Bahkan, kata Bayu, tanpa adanya surat dari Pemprov Jabar, pihaknya pun memang sudah berencana akan melayangkan gugatan ke PTUN. Setelah sebelumnya melayangkan pengaduan kepada Ombudsman.
Karena menurutnya, rapat paripurna mal administrasi, sehingga semua proses administrasi yang berjalan setelah paripurna dilaksanakan, berpotensi menjadi sebuah pelanggaran. Terlebih yang berkaitan dengan anggaran.
“Kami tidak menunggu surat tersebut (balasan Pemprov Jabar, red). Ada atau tidak adanya surat pemprov yang baru, kami akan tetap ajukan gugatan. Karena kami berpandangan telah terjadi mal administrasi atas paripurna. Apalagi dengan adanya surat tersebut, semakin memperjelas tindakan mal administrasi dari proses paripurna,” jelasnya.
Menurut Bayu, apabila seluruh proses paripurna pemberhentian Affiati dinyatakan sesuai prosedur sebagaimana disampaikan oleh para anggota dewan, seharusnya secara hukum Pemprov Jabar menerbitkan SK pemberhentian.
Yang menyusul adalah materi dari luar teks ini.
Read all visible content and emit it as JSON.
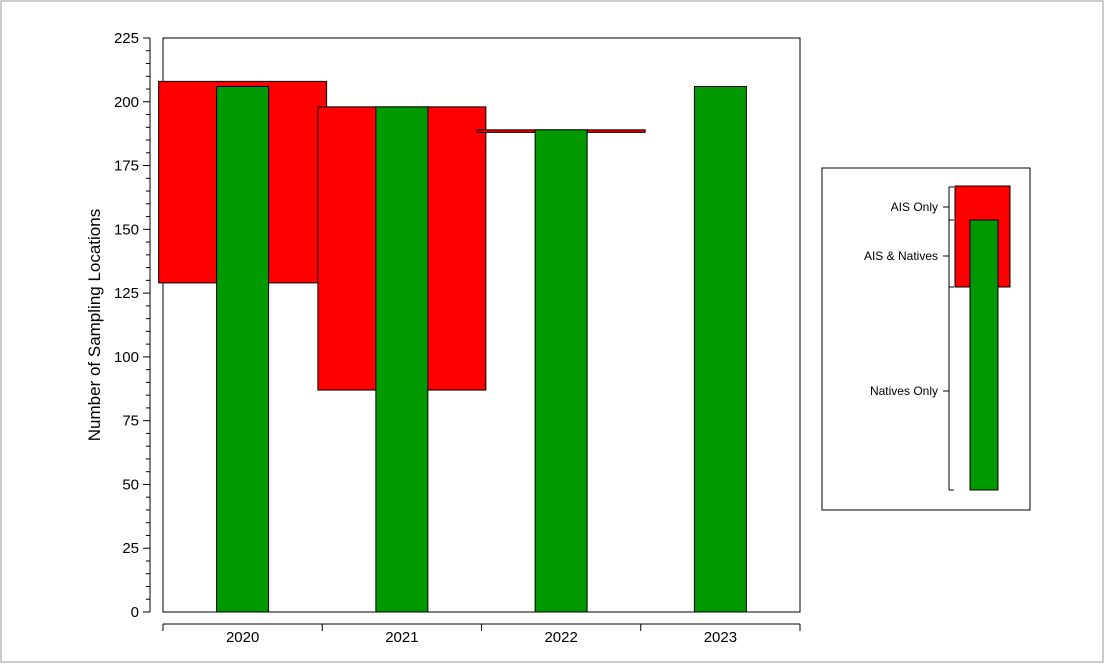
{
  "chart_data": {
    "type": "bar",
    "categories": [
      "2020",
      "2021",
      "2022",
      "2023"
    ],
    "ylabel": "Number of Sampling Locations",
    "xlabel": "",
    "title": "",
    "ylim": [
      0,
      225
    ],
    "y_ticks": [
      "0",
      "25",
      "50",
      "75",
      "100",
      "125",
      "150",
      "175",
      "200",
      "225"
    ],
    "grid": false,
    "series": [
      {
        "name": "AIS Only",
        "kind": "range",
        "color": "#ff0000",
        "low": [
          129,
          87,
          188,
          0
        ],
        "high": [
          208,
          198,
          189,
          0
        ]
      },
      {
        "name": "Natives",
        "kind": "bar",
        "color": "#009900",
        "values": [
          206,
          198,
          189,
          206
        ]
      }
    ],
    "legend": {
      "placement": "right",
      "labels": {
        "ais_only": "AIS Only",
        "ais_natives": "AIS & Natives",
        "natives_only": "Natives Only"
      }
    }
  },
  "colors": {
    "ais": "#ff0000",
    "natives": "#009900",
    "frame": "#999999"
  }
}
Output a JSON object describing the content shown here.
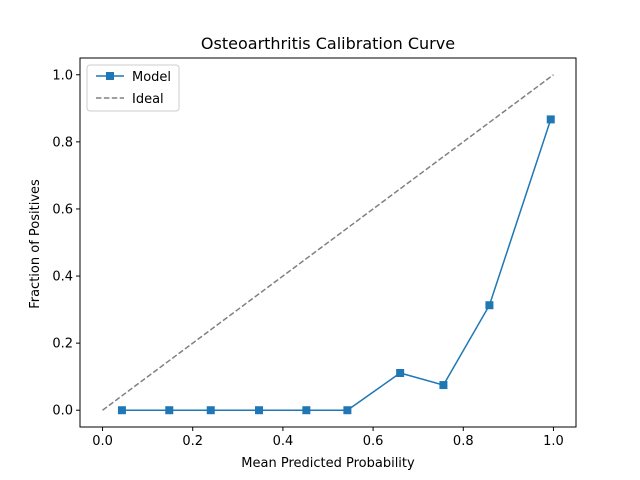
{
  "chart_data": {
    "type": "line",
    "title": "Osteoarthritis Calibration Curve",
    "xlabel": "Mean Predicted Probability",
    "ylabel": "Fraction of Positives",
    "xlim": [
      -0.05,
      1.05
    ],
    "ylim": [
      -0.05,
      1.05
    ],
    "xticks": [
      0.0,
      0.2,
      0.4,
      0.6,
      0.8,
      1.0
    ],
    "yticks": [
      0.0,
      0.2,
      0.4,
      0.6,
      0.8,
      1.0
    ],
    "xtick_labels": [
      "0.0",
      "0.2",
      "0.4",
      "0.6",
      "0.8",
      "1.0"
    ],
    "ytick_labels": [
      "0.0",
      "0.2",
      "0.4",
      "0.6",
      "0.8",
      "1.0"
    ],
    "grid": false,
    "legend_position": "upper-left",
    "series": [
      {
        "name": "Model",
        "color": "#1f77b4",
        "marker": "square",
        "style": "solid",
        "x": [
          0.043,
          0.148,
          0.24,
          0.347,
          0.452,
          0.543,
          0.66,
          0.756,
          0.858,
          0.994
        ],
        "y": [
          0.0,
          0.0,
          0.0,
          0.0,
          0.0,
          0.0,
          0.111,
          0.075,
          0.313,
          0.867
        ]
      },
      {
        "name": "Ideal",
        "color": "#808080",
        "marker": "none",
        "style": "dashed",
        "x": [
          0.0,
          1.0
        ],
        "y": [
          0.0,
          1.0
        ]
      }
    ]
  }
}
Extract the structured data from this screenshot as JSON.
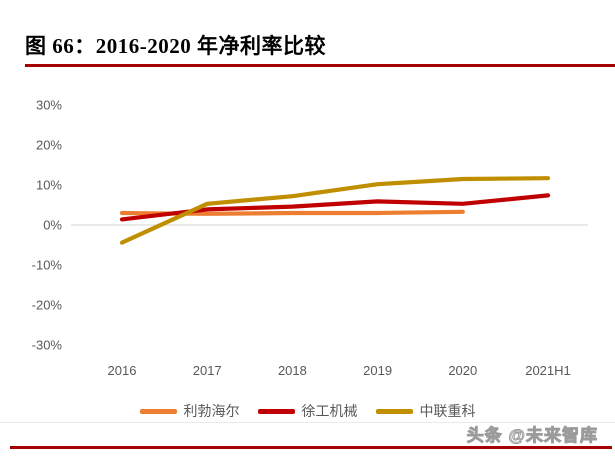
{
  "title": "图 66：2016-2020 年净利率比较",
  "watermark": "头条 @未来智库",
  "colors": {
    "rule_red": "#A40000",
    "axis_text": "#595959",
    "gridline": "#D6D6D6",
    "liebherr_orange": "#ED7D31",
    "xcmg_red": "#C00000",
    "zoomlion_gold": "#BF8F00"
  },
  "chart_data": {
    "type": "line",
    "title": "图 66：2016-2020 年净利率比较",
    "categories": [
      "2016",
      "2017",
      "2018",
      "2019",
      "2020",
      "2021H1"
    ],
    "series": [
      {
        "key": "liebherr",
        "name": "利勃海尔",
        "color": "#ED7D31",
        "values": [
          3.0,
          2.8,
          3.0,
          3.0,
          3.3,
          null
        ]
      },
      {
        "key": "xcmg",
        "name": "徐工机械",
        "color": "#C00000",
        "values": [
          1.4,
          3.9,
          4.6,
          5.9,
          5.3,
          7.4
        ]
      },
      {
        "key": "zoomlion",
        "name": "中联重科",
        "color": "#BF8F00",
        "values": [
          -4.4,
          5.3,
          7.2,
          10.2,
          11.5,
          11.7
        ]
      }
    ],
    "ylabel": "",
    "xlabel": "",
    "ylim": [
      -30,
      30
    ],
    "yticks": [
      "30%",
      "20%",
      "10%",
      "0%",
      "-10%",
      "-20%",
      "-30%"
    ],
    "ytick_values": [
      30,
      20,
      10,
      0,
      -10,
      -20,
      -30
    ],
    "grid": "zero-line-only",
    "legend_position": "bottom"
  }
}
Namun sebaliknya, dengan dikembalikannya berkas paripurna atau tidak dapat diprosesnya pemberhentian kliennya oleh provinsi, akan berimplikasi hukum setelah paripurna yang lalu.
“Hal itu memiliki implikasi hukum terhadap seluruh kegiatan DPRD selepas paripurna pemberhentian klien kami,” ucapnya.
Bukan saja akan muncul gugatan yang akan diajukan, melainkan dampak hukum lain di luar gugatan dari pihaknya. “Mungkin termasuk perbuatan melawan hukum dalam ranah administratif ataupun pidana,” pungkasnya. (sep)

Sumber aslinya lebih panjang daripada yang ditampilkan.